Operating Activities. Net cash provided by operating activities increased by $35.9 million during the first six months of 2005. The increase was primarily a result of higher commodity prices realized during the current six-month period. In addition to fluctuations in operating assets and liabilities that are caused by timing of cash receipts and disbursements, commodity prices, production volume and operating expenses are the key factors driving changes in operating cash flows.
Investing Activities. Total capital expenditures during the first six months of 2005 were $278.9 million. We invested $278.4 million in natural gas and oil properties, which included $31.6 million for producing property acquisitions, and we spent $0.5 million for non-oil and gas property and equipment. Non-oil and gas property and equipment includes expenditures to upgrade our information technology systems and office equipment and compares to $0.7 million spent during the first six months of 2004. For the first six months of 2005, we spent 38% offshore and 57% onshore with the balance of 5% on capitalized interest and general and administrative costs.
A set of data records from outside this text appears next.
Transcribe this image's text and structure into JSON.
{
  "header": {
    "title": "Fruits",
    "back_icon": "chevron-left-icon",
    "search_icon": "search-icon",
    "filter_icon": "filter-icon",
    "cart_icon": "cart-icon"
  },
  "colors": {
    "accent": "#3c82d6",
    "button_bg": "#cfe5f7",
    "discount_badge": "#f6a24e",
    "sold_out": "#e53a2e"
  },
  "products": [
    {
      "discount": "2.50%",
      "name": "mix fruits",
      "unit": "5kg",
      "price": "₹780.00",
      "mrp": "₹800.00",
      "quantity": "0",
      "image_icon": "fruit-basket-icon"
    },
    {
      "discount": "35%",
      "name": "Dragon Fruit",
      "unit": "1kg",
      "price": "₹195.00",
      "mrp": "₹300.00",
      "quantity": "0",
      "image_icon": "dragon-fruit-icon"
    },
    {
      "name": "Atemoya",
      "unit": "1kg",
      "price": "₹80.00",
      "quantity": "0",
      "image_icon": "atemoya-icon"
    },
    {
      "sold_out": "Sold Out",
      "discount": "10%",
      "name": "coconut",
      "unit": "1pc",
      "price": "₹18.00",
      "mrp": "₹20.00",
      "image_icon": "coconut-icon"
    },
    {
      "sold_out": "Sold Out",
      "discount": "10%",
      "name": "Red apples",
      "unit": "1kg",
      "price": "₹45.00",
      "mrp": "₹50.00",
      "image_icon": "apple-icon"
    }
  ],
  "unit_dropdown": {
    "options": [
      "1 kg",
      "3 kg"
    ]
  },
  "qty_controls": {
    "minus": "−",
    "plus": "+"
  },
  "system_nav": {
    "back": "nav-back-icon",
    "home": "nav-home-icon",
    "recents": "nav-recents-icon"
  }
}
We completed the drilling of 159 gross wells (136.2 net), of which 82%, or 130 (109.7 net), were successful and 18%, or 29 (26.5 net), were unsuccessful, with an additional 12 wells (8.1 net) in progress at June 30, 2005. During the corresponding six months of 2004, we drilled 99 gross wells (81.4 net) of which 85% or 84 (69.2 net) were successful, with an additional 9 wells (7.1 net) in progress at June 30, 2004. The following table provides a summary of our capital expenditures for natural gas and oil properties during the three-month and six-month periods ended June 30, 2005 and 2004.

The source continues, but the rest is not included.